Hello,
This morning, for the first time in ages, I woke up, put on my swimsuit, and made breakfast. It’s an old habit I forget about from time to time, in the haze of middling—if that’s what we’re calling it now—but it’s a habit that serves my spirit in spades.
It felt like the perfect time to share this essay, which first appeared in my book Everyday Is Saturday*. If you’ve been a friend/fan/follower for many years, you know the premise of the book was bringing life and fun back into my kitchen—and yours—after years of working/care-taking/adulting can cause the fire to drain out of it at home.
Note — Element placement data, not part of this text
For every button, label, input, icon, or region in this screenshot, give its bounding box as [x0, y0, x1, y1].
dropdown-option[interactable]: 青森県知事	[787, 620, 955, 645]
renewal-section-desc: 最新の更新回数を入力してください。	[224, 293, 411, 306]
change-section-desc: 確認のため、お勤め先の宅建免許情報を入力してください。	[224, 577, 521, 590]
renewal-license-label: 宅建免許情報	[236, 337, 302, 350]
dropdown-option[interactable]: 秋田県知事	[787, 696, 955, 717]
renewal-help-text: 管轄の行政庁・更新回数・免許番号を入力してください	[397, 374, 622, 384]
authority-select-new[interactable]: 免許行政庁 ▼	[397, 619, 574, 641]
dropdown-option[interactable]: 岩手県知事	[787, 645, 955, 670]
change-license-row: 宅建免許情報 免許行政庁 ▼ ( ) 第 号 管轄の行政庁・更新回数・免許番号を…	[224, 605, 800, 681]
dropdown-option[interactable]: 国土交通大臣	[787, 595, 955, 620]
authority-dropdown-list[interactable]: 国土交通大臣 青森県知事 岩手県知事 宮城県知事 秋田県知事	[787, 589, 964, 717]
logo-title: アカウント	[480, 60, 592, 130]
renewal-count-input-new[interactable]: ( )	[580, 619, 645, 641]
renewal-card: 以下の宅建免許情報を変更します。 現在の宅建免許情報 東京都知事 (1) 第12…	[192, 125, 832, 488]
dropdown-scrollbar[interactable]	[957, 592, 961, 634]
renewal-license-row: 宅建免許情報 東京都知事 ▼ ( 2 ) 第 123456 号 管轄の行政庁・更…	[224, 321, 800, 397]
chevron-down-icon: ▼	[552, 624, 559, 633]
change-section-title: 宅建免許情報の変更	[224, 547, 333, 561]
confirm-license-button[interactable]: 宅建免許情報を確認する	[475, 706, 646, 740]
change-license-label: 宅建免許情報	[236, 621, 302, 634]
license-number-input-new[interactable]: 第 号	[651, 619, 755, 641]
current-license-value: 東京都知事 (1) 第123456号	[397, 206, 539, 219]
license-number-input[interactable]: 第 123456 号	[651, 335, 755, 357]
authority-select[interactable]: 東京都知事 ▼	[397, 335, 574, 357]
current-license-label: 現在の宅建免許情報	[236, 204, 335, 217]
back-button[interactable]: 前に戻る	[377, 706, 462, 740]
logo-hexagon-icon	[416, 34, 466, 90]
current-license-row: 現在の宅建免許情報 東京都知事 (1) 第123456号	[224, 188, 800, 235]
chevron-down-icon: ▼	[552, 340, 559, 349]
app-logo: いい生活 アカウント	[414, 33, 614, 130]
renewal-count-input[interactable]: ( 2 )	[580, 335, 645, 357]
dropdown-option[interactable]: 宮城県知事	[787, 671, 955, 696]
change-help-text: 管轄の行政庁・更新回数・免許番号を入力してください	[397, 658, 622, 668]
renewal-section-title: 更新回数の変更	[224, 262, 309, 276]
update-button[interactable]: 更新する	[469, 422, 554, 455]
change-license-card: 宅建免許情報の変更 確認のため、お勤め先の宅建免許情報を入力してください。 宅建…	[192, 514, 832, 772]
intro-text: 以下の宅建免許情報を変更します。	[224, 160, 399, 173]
This story exemplifies how often one simple shift can do the trick.
xx
Sarah
HOW TO COOK LIKE YOU LIVE IN ST. TROPEZ
One summer, in my early twenties, I had job as a private chef in a villa in St.Tropez—a total pinch-me situation. I spent long sunny days in an open kitchen steps from the Mediterranean, with towering fig trees, and rows of lavender and bay bushes just outside the doors.
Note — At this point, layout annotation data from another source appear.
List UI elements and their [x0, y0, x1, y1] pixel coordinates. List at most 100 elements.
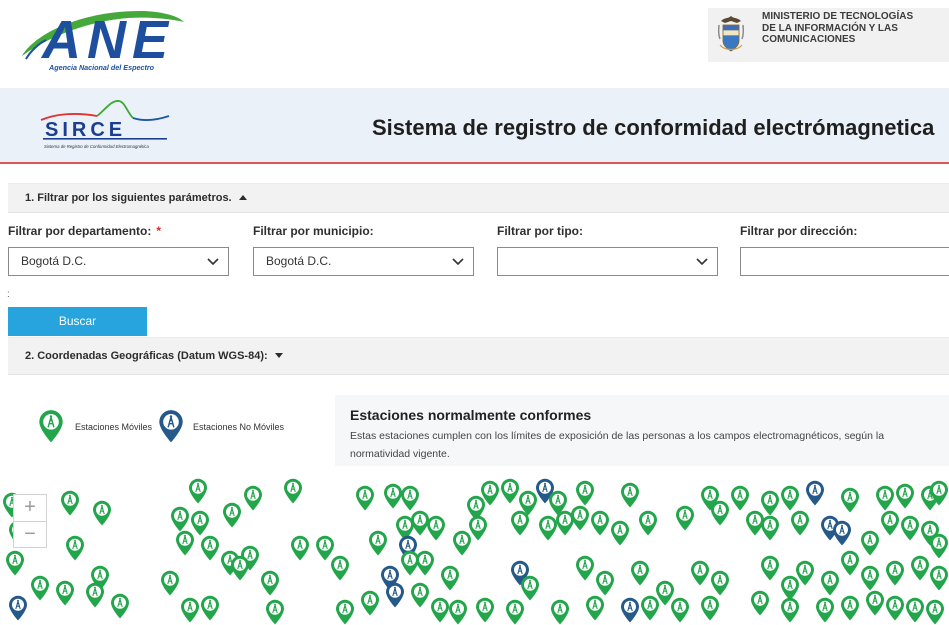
map-marker-movil[interactable] [283, 478, 303, 504]
map-marker-movil[interactable] [92, 500, 112, 526]
map-marker-movil[interactable] [815, 597, 835, 623]
direccion-input[interactable] [740, 247, 949, 276]
map-marker-movil[interactable] [638, 510, 658, 536]
map-marker-movil[interactable] [448, 599, 468, 625]
map-marker-movil[interactable] [440, 565, 460, 591]
coordinates-section-header[interactable]: 2. Coordenadas Geográficas (Datum WGS-84… [8, 337, 949, 375]
map-marker-movil[interactable] [610, 520, 630, 546]
ministry-logo[interactable]: MINISTERIO DE TECNOLOGÍAS DE LA INFORMAC… [708, 8, 949, 62]
map-marker-movil[interactable] [468, 515, 488, 541]
map-marker-movil[interactable] [885, 560, 905, 586]
map-marker-movil[interactable] [30, 575, 50, 601]
map-marker-movil[interactable] [840, 487, 860, 513]
map-marker-movil[interactable] [500, 478, 520, 504]
map-marker-movil[interactable] [200, 535, 220, 561]
map-marker-movil[interactable] [188, 478, 208, 504]
map-marker-movil[interactable] [929, 480, 949, 506]
map-marker-movil[interactable] [575, 480, 595, 506]
map-marker-movil[interactable] [885, 595, 905, 621]
sirce-logo[interactable]: SIRCE Sistema de Registro de Conformidad… [35, 98, 175, 154]
map-marker-movil[interactable] [910, 555, 930, 581]
map-marker-movil[interactable] [55, 580, 75, 606]
map-marker-movil[interactable] [330, 555, 350, 581]
map-marker-movil[interactable] [475, 597, 495, 623]
map-marker-movil[interactable] [675, 505, 695, 531]
map-marker-movil[interactable] [925, 599, 945, 625]
map-marker-movil[interactable] [905, 597, 925, 623]
map-marker-movil[interactable] [570, 505, 590, 531]
map-marker-movil[interactable] [170, 506, 190, 532]
map-marker-movil[interactable] [929, 565, 949, 591]
ane-logo[interactable]: ANE Agencia Nacional del Espectro [16, 4, 186, 74]
map-marker-movil[interactable] [840, 595, 860, 621]
caret-up-icon[interactable] [238, 195, 247, 200]
map-marker-movil[interactable] [795, 560, 815, 586]
map-marker-movil[interactable] [865, 590, 885, 616]
map-marker-movil[interactable] [750, 590, 770, 616]
search-button[interactable]: Buscar [8, 307, 147, 336]
map-marker-movil[interactable] [620, 482, 640, 508]
map-marker-movil[interactable] [243, 485, 263, 511]
map-marker-movil[interactable] [630, 560, 650, 586]
map-marker-movil[interactable] [690, 560, 710, 586]
map-marker-movil[interactable] [585, 595, 605, 621]
map-marker-movil[interactable] [860, 530, 880, 556]
map-marker-no-movil[interactable] [805, 480, 825, 506]
map-marker-movil[interactable] [200, 595, 220, 621]
zoom-out-button[interactable]: − [14, 521, 46, 548]
map-marker-movil[interactable] [710, 570, 730, 596]
map-marker-no-movil[interactable] [832, 520, 852, 546]
map-marker-movil[interactable] [510, 510, 530, 536]
map-marker-movil[interactable] [895, 483, 915, 509]
map-marker-movil[interactable] [840, 550, 860, 576]
map-marker-movil[interactable] [426, 515, 446, 541]
map-marker-movil[interactable] [640, 595, 660, 621]
map-marker-movil[interactable] [880, 510, 900, 536]
map-marker-movil[interactable] [410, 582, 430, 608]
map-marker-movil[interactable] [265, 599, 285, 625]
map-marker-movil[interactable] [400, 550, 420, 576]
map-marker-movil[interactable] [368, 530, 388, 556]
map-marker-movil[interactable] [230, 555, 250, 581]
map-marker-no-movil[interactable] [620, 597, 640, 623]
map-view[interactable]: + − [0, 478, 949, 625]
map-marker-movil[interactable] [710, 500, 730, 526]
map-marker-movil[interactable] [160, 570, 180, 596]
map-marker-movil[interactable] [700, 595, 720, 621]
map-marker-movil[interactable] [355, 485, 375, 511]
caret-down-icon[interactable] [274, 353, 283, 358]
filters-section-header[interactable]: 1. Filtrar por los siguientes parámetros… [8, 183, 949, 213]
departamento-select[interactable]: Bogotá D.C. [8, 247, 229, 276]
map-marker-no-movil[interactable] [385, 582, 405, 608]
map-marker-movil[interactable] [222, 502, 242, 528]
map-marker-movil[interactable] [900, 515, 920, 541]
map-marker-movil[interactable] [730, 485, 750, 511]
map-marker-movil[interactable] [180, 597, 200, 623]
map-marker-movil[interactable] [760, 515, 780, 541]
map-marker-movil[interactable] [60, 490, 80, 516]
municipio-select[interactable]: Bogotá D.C. [253, 247, 474, 276]
map-marker-movil[interactable] [575, 555, 595, 581]
map-marker-movil[interactable] [520, 575, 540, 601]
map-marker-movil[interactable] [335, 599, 355, 625]
map-marker-movil[interactable] [550, 599, 570, 625]
map-marker-movil[interactable] [360, 590, 380, 616]
map-marker-movil[interactable] [260, 570, 280, 596]
map-marker-movil[interactable] [875, 485, 895, 511]
map-marker-movil[interactable] [780, 485, 800, 511]
map-marker-movil[interactable] [929, 533, 949, 559]
map-marker-movil[interactable] [590, 510, 610, 536]
map-marker-movil[interactable] [780, 597, 800, 623]
map-marker-movil[interactable] [85, 582, 105, 608]
map-marker-movil[interactable] [175, 530, 195, 556]
map-marker-movil[interactable] [790, 510, 810, 536]
zoom-in-button[interactable]: + [14, 495, 46, 521]
map-marker-movil[interactable] [400, 485, 420, 511]
map-marker-movil[interactable] [860, 565, 880, 591]
map-marker-movil[interactable] [760, 555, 780, 581]
map-marker-movil[interactable] [5, 550, 25, 576]
map-marker-movil[interactable] [505, 599, 525, 625]
map-marker-movil[interactable] [595, 570, 615, 596]
map-marker-movil[interactable] [430, 597, 450, 623]
map-marker-movil[interactable] [480, 480, 500, 506]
On staff were a housekeeper, a gardener and me—a lucky strike earned in a two-part audition with the family in their winter home in New Jersey, earlier that year. Le Monsieur et Madame who owned the house, both scientiests and entrepreneurs were serious their work and spent of lot of our time in France going after it, but they had their soft spots: they loved wine and their grandchildren and good pastries, and like most St. Tropeziennes—the nude beach.